At Céline’s 6-month checkup, the pediatrician noted the decline and suspected SMA. At CHOP, Kichula confirmed the diagnosis: type 1 SMA. Céline was quickly started on the Spinraza injections, and Kichula applied to the FDA to get special approval for her to use the gene therapy, which wasn’t FDA-approved at that time.
The FDA granted the request, and Céline received a Zolgensma infusion. She continues to receive Spinraza, and so far, the combination of both treatments has helped rebuild muscle strength. With the help of physical therapy at CHOP, she’s gaining muscle control and can sit up without assistance and stand with leg braces.
“She’s doing great,” Amber-Joi says. “We still have a long way to go, but we have ambitious goals for her, which include walking. That has not been typical for kids with SMA, but because of the treatments and therapies, we believe she will do it.”
Looking to the future
Millie later also began receiving the injections when she showed some core muscle weakness in her first few visits after the gene therapy. Brandsema believed she probably had some motor neuron loss before birth and the second therapy would give her a boost. And it has: She continues to improve and shows none of the worrying signs of breathing or swallowing difficulty. “It’s an important reminder that while these treatments are game-changers, SMA is still a serious disease we are fighting,” Brandsema says.
Millie and Céline demonstrate why ongoing research is vital to meeting the challenges children still face. Research so far has shown both treatments continue to be effective, but it’s just too soon to know if improvements will last. Hopes are high, “but we don’t yet understand the long-term durability,” Brandsema says. He and Kichula are part of the international network of researchers studying the progress of patients like Céline and Millie and tracking the natural history of SMA.
CHOP is part of a trial of Zolgensma for children up to 5 years old to see if it can help those who don’t show symptoms until they are older, and plans to conduct future clinical trials for even older patients with SMA. CHOP researchers are also working to uncover additional biomarkers for SMA, which could provide guidance on optimal timing to begin treatment and, eventually, point to new ways to treat the disease.
Between Céline’s PT, aquatic therapy, the ongoing injections, Pulmonology appointments and Neurology checkups, the family visits CHOP frequently. “We’re there all the time,” Amber-Joi says. “We see all the wonderful things happening.”
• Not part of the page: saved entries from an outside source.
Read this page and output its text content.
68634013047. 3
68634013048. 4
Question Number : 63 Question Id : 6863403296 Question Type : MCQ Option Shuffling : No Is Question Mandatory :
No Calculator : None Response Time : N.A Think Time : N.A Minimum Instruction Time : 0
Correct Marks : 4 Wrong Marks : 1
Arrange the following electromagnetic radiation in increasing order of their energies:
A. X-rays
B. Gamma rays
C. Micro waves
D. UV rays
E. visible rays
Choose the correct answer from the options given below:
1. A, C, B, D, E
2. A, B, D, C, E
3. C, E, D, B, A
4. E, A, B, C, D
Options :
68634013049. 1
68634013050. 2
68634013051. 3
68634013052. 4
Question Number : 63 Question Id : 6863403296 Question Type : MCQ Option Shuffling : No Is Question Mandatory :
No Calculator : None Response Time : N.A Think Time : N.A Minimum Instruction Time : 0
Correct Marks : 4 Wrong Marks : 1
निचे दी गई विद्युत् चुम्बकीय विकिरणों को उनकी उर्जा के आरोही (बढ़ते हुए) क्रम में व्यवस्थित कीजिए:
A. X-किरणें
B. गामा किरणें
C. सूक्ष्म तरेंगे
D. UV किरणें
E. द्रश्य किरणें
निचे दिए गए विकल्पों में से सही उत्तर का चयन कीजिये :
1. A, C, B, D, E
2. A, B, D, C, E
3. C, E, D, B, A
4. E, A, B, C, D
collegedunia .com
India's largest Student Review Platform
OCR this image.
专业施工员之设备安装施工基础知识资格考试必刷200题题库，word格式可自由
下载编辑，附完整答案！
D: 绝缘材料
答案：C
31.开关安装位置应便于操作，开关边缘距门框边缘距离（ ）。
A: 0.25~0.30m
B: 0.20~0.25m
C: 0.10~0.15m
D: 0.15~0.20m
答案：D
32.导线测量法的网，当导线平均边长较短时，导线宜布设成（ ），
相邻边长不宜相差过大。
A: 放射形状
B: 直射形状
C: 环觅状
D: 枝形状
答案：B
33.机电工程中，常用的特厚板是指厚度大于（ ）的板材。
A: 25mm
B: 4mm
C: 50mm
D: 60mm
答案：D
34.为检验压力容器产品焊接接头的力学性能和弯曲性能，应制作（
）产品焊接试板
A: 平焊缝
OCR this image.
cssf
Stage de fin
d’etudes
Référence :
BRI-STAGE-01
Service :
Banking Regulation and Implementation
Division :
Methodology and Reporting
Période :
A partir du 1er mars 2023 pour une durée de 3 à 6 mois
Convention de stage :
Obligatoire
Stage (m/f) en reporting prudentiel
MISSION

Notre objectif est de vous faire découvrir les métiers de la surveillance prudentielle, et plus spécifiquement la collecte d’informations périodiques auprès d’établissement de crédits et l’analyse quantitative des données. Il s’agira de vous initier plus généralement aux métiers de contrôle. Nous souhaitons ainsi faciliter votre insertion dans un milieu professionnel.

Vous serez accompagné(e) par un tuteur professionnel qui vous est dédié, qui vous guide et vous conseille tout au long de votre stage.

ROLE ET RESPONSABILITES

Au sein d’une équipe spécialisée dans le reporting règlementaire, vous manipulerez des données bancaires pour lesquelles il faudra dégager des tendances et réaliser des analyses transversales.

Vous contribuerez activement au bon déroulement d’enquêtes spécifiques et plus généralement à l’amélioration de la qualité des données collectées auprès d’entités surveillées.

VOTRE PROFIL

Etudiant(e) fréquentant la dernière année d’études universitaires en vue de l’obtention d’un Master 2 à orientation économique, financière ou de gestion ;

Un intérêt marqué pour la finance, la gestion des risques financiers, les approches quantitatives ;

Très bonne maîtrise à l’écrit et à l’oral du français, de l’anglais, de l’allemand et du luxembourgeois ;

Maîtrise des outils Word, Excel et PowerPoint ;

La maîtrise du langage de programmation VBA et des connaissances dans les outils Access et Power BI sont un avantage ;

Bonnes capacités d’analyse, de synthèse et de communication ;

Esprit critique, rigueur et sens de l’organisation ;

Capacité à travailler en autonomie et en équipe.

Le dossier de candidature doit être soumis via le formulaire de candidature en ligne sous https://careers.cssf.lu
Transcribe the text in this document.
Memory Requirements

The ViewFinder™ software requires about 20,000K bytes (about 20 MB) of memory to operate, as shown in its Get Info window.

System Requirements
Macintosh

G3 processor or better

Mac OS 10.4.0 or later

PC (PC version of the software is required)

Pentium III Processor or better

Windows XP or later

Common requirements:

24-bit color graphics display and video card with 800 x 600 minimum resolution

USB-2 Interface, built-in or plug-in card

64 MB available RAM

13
The combination of those observations and their family’s personal experience spurred Amber-Joi and her husband, Tommy Domalski, to establish through a $100,000 gift the first-ever fund at CHOP to support ongoing SMA research.
“There are other treatments in the pipeline, and we want to help further research that will make a better future for kids like Céline,” says Amber-Joi. “Our passion is SMA research.”